U.S. President Donald Trump delivers remarks on artificial intelligence at the Winning the AI Race Summit in Washington D.C., U.S., July 23, 2025. REUTERS Kent Nishimura
Bulwark White House correspondent Andrew Egger said President Donald Trump’s perceived strength right now is just a thin veneer.
Late-night host Jimmy Kimmel this week joked about Trump’s quick recovery from right-wing podcaster Charlie Kirk's assassination, and Federal Communications Commission Chairman Brendan Carr reacted by advising his employers to “find ways to take action on Kimmel.” Egger said Kimmel’s corporate employers “bent the knee, announcing the host was suspended indefinitely.”
It’s not the first time American media’s millionaire owners have capitulated to Trump, said Egger, who previously covered politics for The Dispatch and The Weekly Standard, but it doesn’t have to be like this.
“Every surrender Trump notches makes him push harder for the next. And it’s clearly paving the way for more surrenders to come. But this sense of inevitability is a mirage,” wrote Egger. “Trump’s ability to actually wield retaliatory power is nowhere near as massive as his ability to threaten it. And those who have actually fought back have tended to discover they are not nearly as resourceless as Trump wants them to believe.”
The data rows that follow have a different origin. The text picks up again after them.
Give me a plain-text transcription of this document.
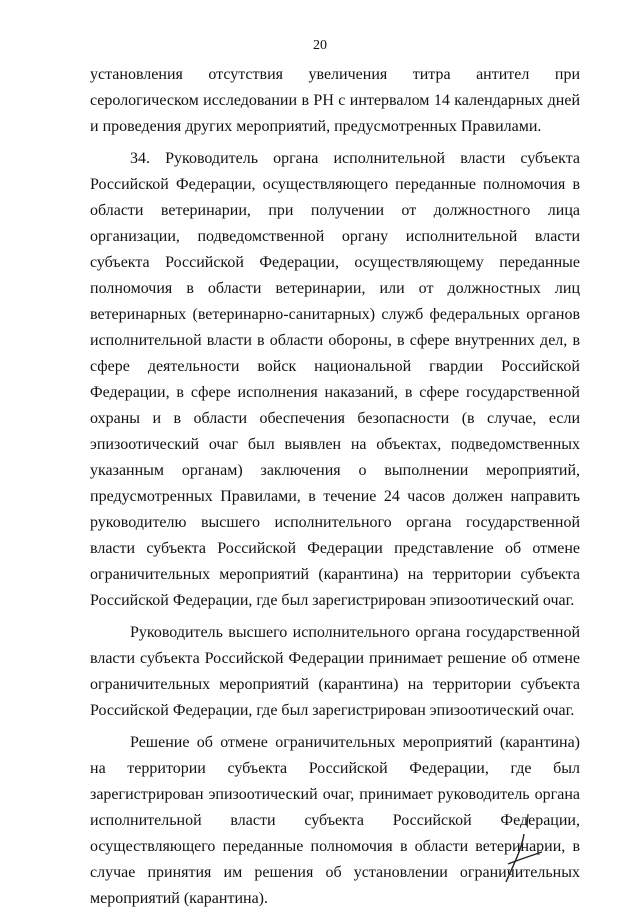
20

установления отсутствия увеличения титра антител при серологическом исследовании в РН с интервалом 14 календарных дней и проведения других мероприятий, предусмотренных Правилами.

34. Руководитель органа исполнительной власти субъекта Российской Федерации, осуществляющего переданные полномочия в области ветеринарии, при получении от должностного лица организации, подведомственной органу исполнительной власти субъекта Российской Федерации, осуществляющему переданные полномочия в области ветеринарии, или от должностных лиц ветеринарных (ветеринарно-санитарных) служб федеральных органов исполнительной власти в области обороны, в сфере внутренних дел, в сфере деятельности войск национальной гвардии Российской Федерации, в сфере исполнения наказаний, в сфере государственной охраны и в области обеспечения безопасности (в случае, если эпизоотический очаг был выявлен на объектах, подведомственных указанным органам) заключения о выполнении мероприятий, предусмотренных Правилами, в течение 24 часов должен направить руководителю высшего исполнительного органа государственной власти субъекта Российской Федерации представление об отмене ограничительных мероприятий (карантина) на территории субъекта Российской Федерации, где был зарегистрирован эпизоотический очаг.

Руководитель высшего исполнительного органа государственной власти субъекта Российской Федерации принимает решение об отмене ограничительных мероприятий (карантина) на территории субъекта Российской Федерации, где был зарегистрирован эпизоотический очаг.

Решение об отмене ограничительных мероприятий (карантина) на территории субъекта Российской Федерации, где был зарегистрирован эпизоотический очаг, принимает руководитель органа исполнительной власти субъекта Российской Федерации, осуществляющего переданные полномочия в области ветеринарии, в случае принятия им решения об установлении ограничительных мероприятий (карантина).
Take Trump’s attempt to remove Fed governor, Lisa Cook, “on a ridiculous pretext involving mortgage applications on properties she owns,” said Egger. “As in Kimmelgate, Trump has relied on a loyal functionary wielding a formerly nonpartisan executive-branch post as a political weapon. In Kimmel’s case, that’s been Carr at the FCC; in Cook’s, it’s been Federal Housing Finance Agency Director Bill Pulte.”
But Cook “fought back, suing to keep her job while arguing Trump lacked the statutory authority to fire her. And here’s the thing: So far, she’s winning,” said Egger. “And while Cook has been winning in court, the political case against her has been becoming a real headache for the White House. Reporting keeps coming out suggesting Cook may not actually be guilty of the mortgage-paperwork crimes of which Trump and co. have accused her. But you know who just might have committed similar transgressions? Bill Pulte’s own parents, Transportation Secretary Sean Duffy, Environmental Protection Agency Administrator Lee Zeldin, Labor Secretary Lori Chavez-DeRemer, and Treasury Secretary Scott Bessent.”
If Cook had rolled over and given up, Egger said she would have added to the snowball effect of one more person contributing to the permission structure for others to do the same.
“Whatever her ultimate fate … others should take note. The emperor has fewer clothes than you might think,” Egger said.